From the Guidelines
The treatment of gallbladder polyps should be based on their size, with polyps 15 mm or larger requiring surgical consultation, and those with rapid growth of 4 mm or more within 1 year also necessitating surgical evaluation. When considering the management of gallbladder polyps, it's crucial to prioritize the risk of malignancy and the potential for rapid growth, as highlighted in the study by the Society of Radiologists in Ultrasound consensus conference recommendations 1. This approach ensures that patients receive timely and appropriate care to minimize morbidity, mortality, and improve quality of life.
Key Considerations for Gallbladder Polyp Management
- For polyps smaller than 10mm without symptoms, watchful waiting with regular ultrasound monitoring every 6-12 months is typically recommended.
- Polyps larger than 10mm, those that grow during monitoring, or those causing symptoms like pain, should be considered for cholecystectomy (surgical removal of the gallbladder) due to the increased risk of malignancy.
- The risk of malignancy increases with polyp size, and polyps over 10mm are associated with a higher risk of gallbladder cancer (GBC), as noted in the EASL clinical practice guidelines on sclerosing cholangitis 1.

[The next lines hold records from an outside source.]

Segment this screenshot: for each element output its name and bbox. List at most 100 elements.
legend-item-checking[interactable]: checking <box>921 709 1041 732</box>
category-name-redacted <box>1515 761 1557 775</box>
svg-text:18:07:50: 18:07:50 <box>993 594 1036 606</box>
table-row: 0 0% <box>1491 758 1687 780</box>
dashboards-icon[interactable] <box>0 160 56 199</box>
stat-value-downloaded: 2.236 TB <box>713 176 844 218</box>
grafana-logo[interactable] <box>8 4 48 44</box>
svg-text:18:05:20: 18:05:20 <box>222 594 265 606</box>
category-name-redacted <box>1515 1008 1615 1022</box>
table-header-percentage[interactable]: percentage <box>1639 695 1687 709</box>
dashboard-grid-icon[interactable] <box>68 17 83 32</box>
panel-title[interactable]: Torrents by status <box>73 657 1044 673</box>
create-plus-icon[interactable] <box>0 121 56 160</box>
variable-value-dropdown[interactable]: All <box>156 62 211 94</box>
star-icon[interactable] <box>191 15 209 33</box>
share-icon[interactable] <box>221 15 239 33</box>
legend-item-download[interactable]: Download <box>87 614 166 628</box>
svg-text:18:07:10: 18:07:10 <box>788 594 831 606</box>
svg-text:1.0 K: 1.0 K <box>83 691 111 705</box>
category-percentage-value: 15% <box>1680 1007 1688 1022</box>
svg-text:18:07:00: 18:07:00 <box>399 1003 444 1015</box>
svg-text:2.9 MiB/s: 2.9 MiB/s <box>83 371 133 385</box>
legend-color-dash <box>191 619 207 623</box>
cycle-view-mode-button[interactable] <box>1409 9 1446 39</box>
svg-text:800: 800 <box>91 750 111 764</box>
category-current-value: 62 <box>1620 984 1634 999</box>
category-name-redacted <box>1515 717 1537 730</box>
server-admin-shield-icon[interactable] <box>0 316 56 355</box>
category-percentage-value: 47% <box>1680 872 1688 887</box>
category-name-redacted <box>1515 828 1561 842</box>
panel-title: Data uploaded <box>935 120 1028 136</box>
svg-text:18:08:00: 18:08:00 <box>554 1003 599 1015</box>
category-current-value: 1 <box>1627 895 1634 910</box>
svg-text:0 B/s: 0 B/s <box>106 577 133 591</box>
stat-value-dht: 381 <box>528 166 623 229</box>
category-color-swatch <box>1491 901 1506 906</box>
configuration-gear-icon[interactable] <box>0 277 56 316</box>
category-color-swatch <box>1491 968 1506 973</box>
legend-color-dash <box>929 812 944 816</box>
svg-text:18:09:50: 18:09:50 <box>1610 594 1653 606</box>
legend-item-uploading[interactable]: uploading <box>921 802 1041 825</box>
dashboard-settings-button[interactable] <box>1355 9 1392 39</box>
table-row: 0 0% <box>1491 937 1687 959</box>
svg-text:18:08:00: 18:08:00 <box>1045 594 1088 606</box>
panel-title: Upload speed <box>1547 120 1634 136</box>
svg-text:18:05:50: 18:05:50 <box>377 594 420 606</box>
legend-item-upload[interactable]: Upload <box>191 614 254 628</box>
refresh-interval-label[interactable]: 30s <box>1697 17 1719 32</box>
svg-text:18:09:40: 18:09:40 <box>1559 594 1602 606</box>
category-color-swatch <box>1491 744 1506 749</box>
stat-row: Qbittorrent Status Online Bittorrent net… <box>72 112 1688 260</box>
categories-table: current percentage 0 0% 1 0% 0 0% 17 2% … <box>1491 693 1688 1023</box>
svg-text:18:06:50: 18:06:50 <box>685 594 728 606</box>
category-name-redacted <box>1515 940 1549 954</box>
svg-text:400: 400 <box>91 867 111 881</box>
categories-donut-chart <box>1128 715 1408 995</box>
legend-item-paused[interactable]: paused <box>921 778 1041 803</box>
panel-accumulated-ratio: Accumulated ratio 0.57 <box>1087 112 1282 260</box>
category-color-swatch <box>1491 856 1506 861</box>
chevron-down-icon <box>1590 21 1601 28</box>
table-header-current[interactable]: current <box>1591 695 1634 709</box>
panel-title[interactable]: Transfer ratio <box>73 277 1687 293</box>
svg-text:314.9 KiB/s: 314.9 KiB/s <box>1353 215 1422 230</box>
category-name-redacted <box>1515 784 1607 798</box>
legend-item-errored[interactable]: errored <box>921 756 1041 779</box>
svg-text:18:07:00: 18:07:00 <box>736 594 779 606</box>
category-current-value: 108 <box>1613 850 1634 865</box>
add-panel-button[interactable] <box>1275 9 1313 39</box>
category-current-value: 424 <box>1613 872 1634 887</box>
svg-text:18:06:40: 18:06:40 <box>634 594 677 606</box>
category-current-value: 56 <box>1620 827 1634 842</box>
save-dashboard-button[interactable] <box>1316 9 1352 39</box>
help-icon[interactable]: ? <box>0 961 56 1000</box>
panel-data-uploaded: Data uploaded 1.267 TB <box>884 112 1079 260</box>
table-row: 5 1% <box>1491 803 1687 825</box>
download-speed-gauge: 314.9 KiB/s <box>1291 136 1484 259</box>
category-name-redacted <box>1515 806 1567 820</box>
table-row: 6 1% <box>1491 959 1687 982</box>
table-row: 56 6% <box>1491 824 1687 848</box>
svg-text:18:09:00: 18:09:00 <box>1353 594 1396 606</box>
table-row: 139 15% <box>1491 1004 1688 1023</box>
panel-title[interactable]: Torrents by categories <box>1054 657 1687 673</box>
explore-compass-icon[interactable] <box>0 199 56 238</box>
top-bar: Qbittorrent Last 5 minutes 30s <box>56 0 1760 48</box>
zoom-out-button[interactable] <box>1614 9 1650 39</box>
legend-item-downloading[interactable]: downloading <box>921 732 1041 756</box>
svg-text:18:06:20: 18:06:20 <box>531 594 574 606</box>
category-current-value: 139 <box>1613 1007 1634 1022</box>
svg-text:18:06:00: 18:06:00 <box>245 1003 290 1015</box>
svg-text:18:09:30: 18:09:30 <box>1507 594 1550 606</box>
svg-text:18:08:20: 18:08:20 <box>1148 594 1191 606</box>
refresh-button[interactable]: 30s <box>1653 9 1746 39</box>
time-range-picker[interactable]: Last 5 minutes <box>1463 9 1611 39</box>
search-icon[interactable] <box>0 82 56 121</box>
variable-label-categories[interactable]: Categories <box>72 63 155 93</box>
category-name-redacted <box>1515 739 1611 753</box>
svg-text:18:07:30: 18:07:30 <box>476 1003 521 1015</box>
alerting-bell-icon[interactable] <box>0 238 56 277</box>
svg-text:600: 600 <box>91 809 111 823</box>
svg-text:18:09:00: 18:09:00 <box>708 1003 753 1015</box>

- Patients with primary sclerosing cholangitis (PSC) are at an increased risk of gallbladder carcinoma, and cholecystectomy is recommended for those with gallbladder polyps greater than or equal to 8mm in size or smaller polyps that are growing in size.
Surgical Considerations
- Cholecystectomy is usually performed laparoscopically, requiring 3-4 small incisions, and allows patients to return home within 24 hours.
- Recovery from the procedure typically takes about 1-2 weeks.
- After gallbladder removal, most patients adapt well with minimal dietary changes, though some may experience looser stools initially.
- Regular follow-up is important, especially for patients with risk factors like PSC or a family history of gallbladder cancer, as emphasized in the study by van Erp et al, which found that rapid polyp growth can lead to malignancy 1.
From the Research
Treatment of Gallbladder Polyps
- The primary investigation of polypoid lesions of the gallbladder should be with abdominal ultrasound 2.
- Cholecystectomy is recommended in patients with polypoid lesions of the gallbladder measuring 10 mm or more, providing the patient is fit for, and accepts, surgery 2, 3, 4, 5.
- Cholecystectomy is suggested for patients with a polypoid lesion and symptoms potentially attributable to the gallbladder if no alternative cause for the patient's symptoms is demonstrated and the patient is fit for, and accepts, surgery 2.
- If the patient has a 6-9 mm polypoid lesion of the gallbladder and one or more risk factors for malignancy, cholecystectomy is recommended if the patient is fit for, and accepts, surgery 2, 3, 5.
- Risk factors for malignancy include age more than 60 years, history of primary sclerosing cholangitis (PSC), Asian ethnicity, sessile polypoid lesion (including focal gallbladder wall thickening > 4 mm) 2, and Indian ethnicity 5.
Follow-up of Gallbladder Polyps
- If the patient has either no risk factors for malignancy and a gallbladder polypoid lesion of 6-9 mm, or risk factors for malignancy and a gallbladder polypoid lesion 5 mm or less, follow-up ultrasound of the gallbladder is recommended at 6 months, 1 year, and 2 years 2.
- If the patient has no risk factors for malignancy, and a gallbladder polypoid lesion of 5 mm or less, follow-up is not required 2.
- If during follow-up the gallbladder polypoid lesion grows to 10 mm, then cholecystectomy is advised 2, 4.
- If the gallbladder polypoid lesion disappears during follow-up, then monitoring can be discontinued 2.
Alternative Imaging Modalities
- Alternative imaging modalities, such as contrast-enhanced and endoscopic ultrasound, may be useful to aid decision-making in difficult cases, but their routine use is not recommended presently 2.
- Endoscopic ultrasound is being further evaluated as an alternative imaging modality for diagnosing GB polyps 3.